FCC Moves To Free Up 40 mHz Of Satellite Spectrum For Mobile Broadband
March 22, 2012 at 4:00 AM (PT)
The FCC has proposed rules that would open up 40 mHz of 2 GHz Mobile Satellite Service spectrum for use by mobile broadband services. The move, which asks the public for comment on how to free up more spectrum for mobile broadband, follows a recommendation in the National Broadband Plan that the Commission enable the provision of stand-alone terrestrial services in that slice of spectrum, renamed AWS-4.
Chairman JULIUS GENACHOWSKI said, "Addressing the growing demand for spectrum use is hard work, and freeing up spectrum for broadband isn’t easy, and that is why we must pursue multiple strategies to unleash spectrum for broadband. Removing outdated rules to free up spectrum is one of many the Commission has been and will continue to use."
Commissioner ROBERT MCDOWELL commended GENACHOWSKI for proposing the rule changes, noting, "The Commission has a checkered past of micromanaging spectrum use only to find years later that technical innovation and market demands have evolved past the government’s myopic view. Exploring ways to allow for dynamic uses of valuable frequencies while preventing harmful interference to other licensees and users is a laudable goal." He also lauded the inclusion of a proposal from the NTIA to reallocate 1695-1710 MHz from federal to commercial use.
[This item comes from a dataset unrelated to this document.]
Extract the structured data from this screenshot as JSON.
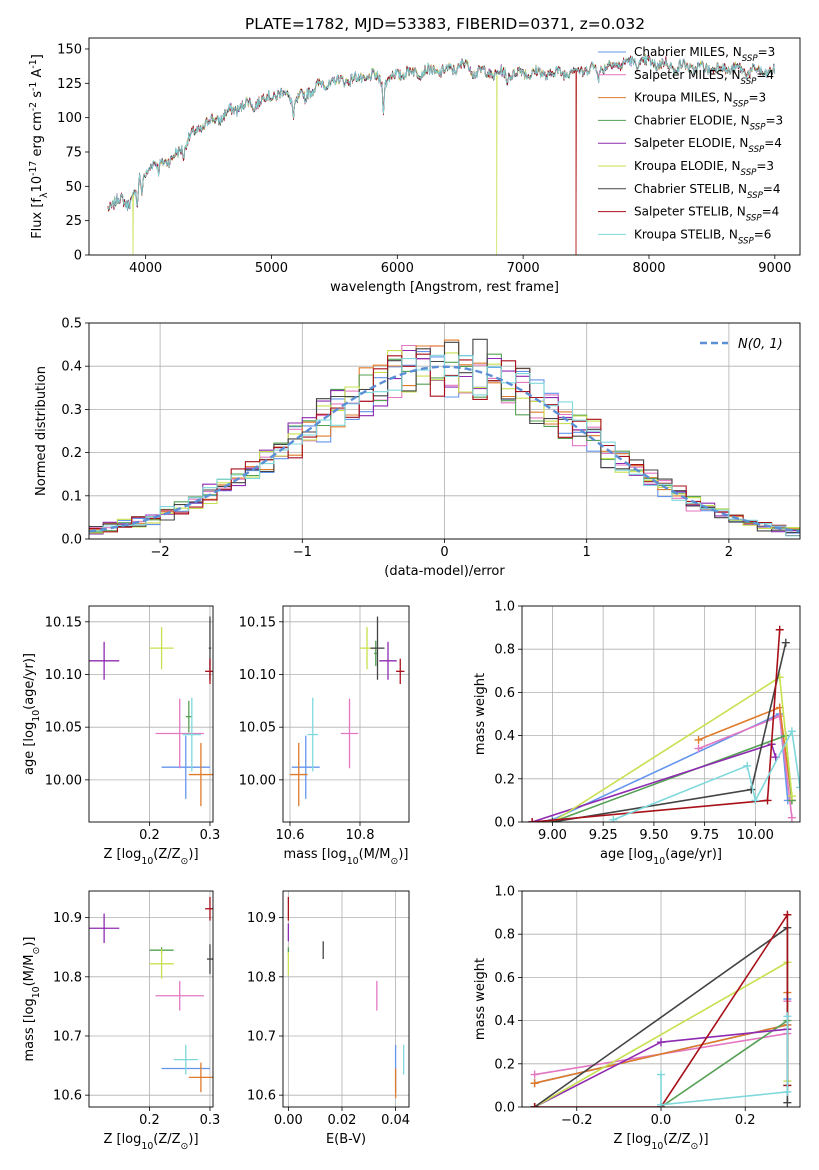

And Commissioner MIGNON CLYBURN highlighted "the proposal to provide AWS-4 licensees with flexibility to provide any fixed or mobile service that is consistent with the allocations for this spectrum. I support giving licensees the dexterity to adjust to market conditions. This principle serves the public interest when licensees use this flexibility, in order to provide consumers with greater competition, more products and services, and lower prices."